Rationale

Concept

Pocyr is an innovative application designed to transliterate text into different alphabets. It serves multiple purposes, including entertainment, scientific research, and cost-saving. Cost-saving? Yes, indeed! Our research indicates that using an optimal alphabet can significantly reduce the average number of letters in words.

Currently, the application supports the Polish language and is available for Android devices. Future updates will include additional language and alphabet pairs.

Justification

It’s well-known that written forms of natural languages are not always optimized. A simple proof is that an archived text file often weighs less than its uncompressed version. However, language encoding has a unique aspect that sets it apart from standard compression algorithms: human readability. Simply replacing sound patterns with new symbols can lead to an increase in the number of symbols, rendering the text unreadable.
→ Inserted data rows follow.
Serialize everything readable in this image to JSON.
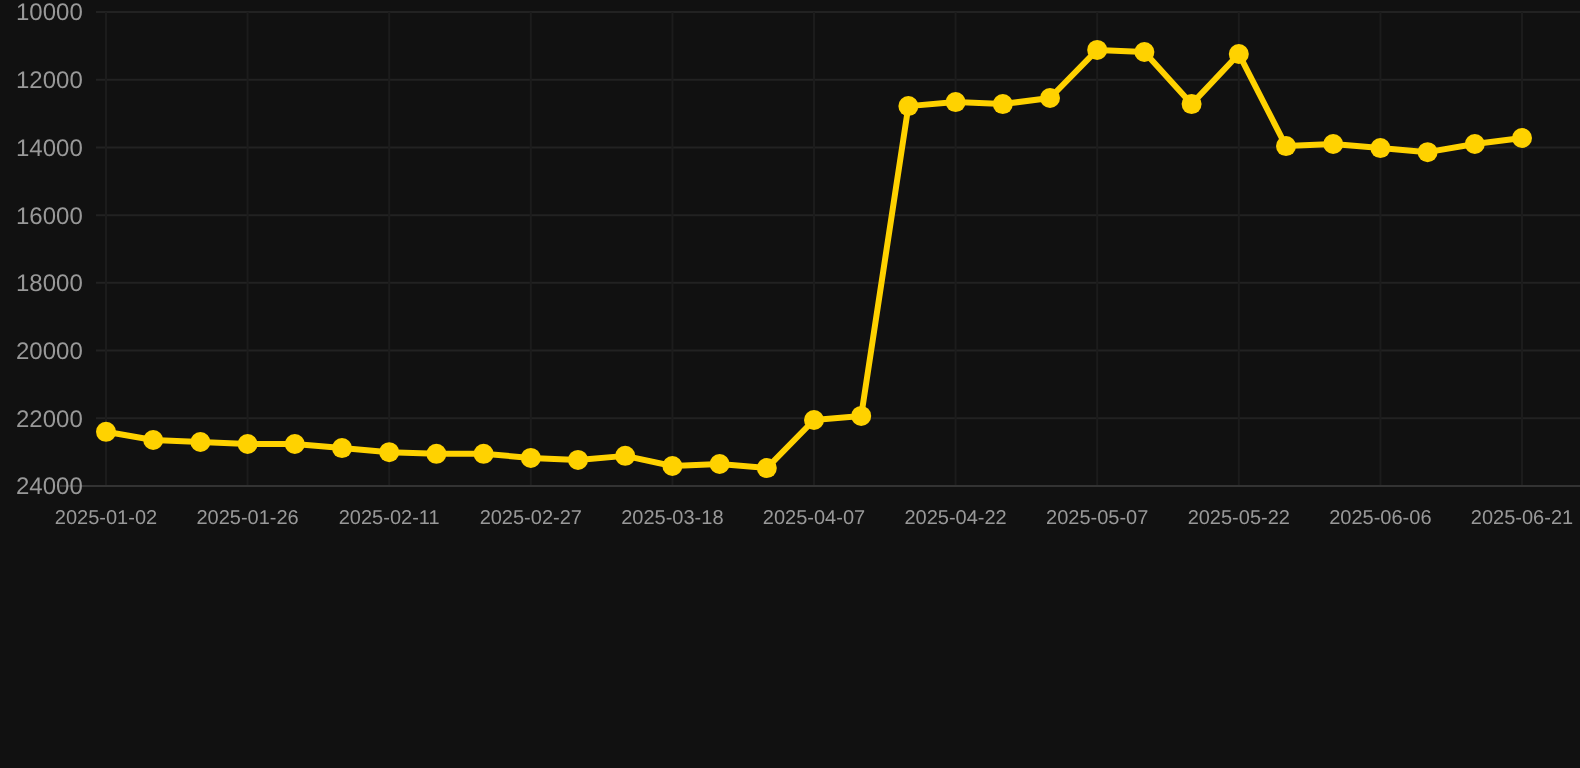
{
  "chart_data": {
    "type": "line",
    "categories": [
      "2025-01-02",
      null,
      null,
      "2025-01-26",
      null,
      null,
      "2025-02-11",
      null,
      null,
      "2025-02-27",
      null,
      null,
      "2025-03-18",
      null,
      null,
      "2025-04-07",
      null,
      null,
      "2025-04-22",
      null,
      null,
      "2025-05-07",
      null,
      null,
      "2025-05-22",
      null,
      null,
      "2025-06-06",
      null,
      null,
      "2025-06-21"
    ],
    "series": [
      {
        "color": "#ffd200",
        "values": [
          22400,
          22640,
          22700,
          22760,
          22760,
          22880,
          23000,
          23050,
          23050,
          23170,
          23230,
          23110,
          23410,
          23350,
          23470,
          22050,
          21930,
          12780,
          12660,
          12720,
          12540,
          11120,
          11180,
          12720,
          11240,
          13960,
          13900,
          14020,
          14140,
          13900,
          13720
        ]
      }
    ],
    "ylim": [
      24000,
      10000
    ],
    "yticks": [
      10000,
      12000,
      14000,
      16000,
      18000,
      20000,
      22000,
      24000
    ],
    "grid": true,
    "marker": "circle",
    "line_style": "solid"
  }
}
The most logical approach is to assign one symbol for each sound, at least for the frequently used ones. Surprisingly, this straightforward idea does not apply to most languages, albeit to varying degrees. Polish, for example, has a particularly challenging situation where one sound can be represented by up to three symbols, such as czsz. This issue arises because the Latin alphabet is not well-suited for representing the sounds of Slavic languages. In contrast, the Czech language uses additional letters like š and č to address this issue. Our alternative solution is to use the Cyrillic alphabet for writing the Polish language.

Research

For our research, we utilized various resources and chose one of the most famous Polish books, “The Witcher,” for demonstration.

The book contains a total of 609,763 characters, with 497,388 being words and the rest being punctuation marks, spaces, and numbers. After transliterating the text into Cyrillic, the total number of characters decreased to 576,524, with 464,149 in words. This reduction decreased the average word length from 5.426 to 5.130 characters.

The most significant indicator for us is the 5.5% reduction in the total number of symbols. Although the exact number of printed books is unknown, a conservative estimate based on the sales of the related video game in Poland exceeds one million copies. If these books were printed in their transliterated form, the same million copies would fit on the amount of paper equivalent to 945 thousand non-transliterated books. This would save 55,000 books, equivalent to 12,925,000 book pages or 6,462,000 physical pages.

By rounding the approximate values, we estimate that this change could save around 80 trees. This is just for one book by one author. A complete switch to transliterated printing could potentially save thousands of trees each year.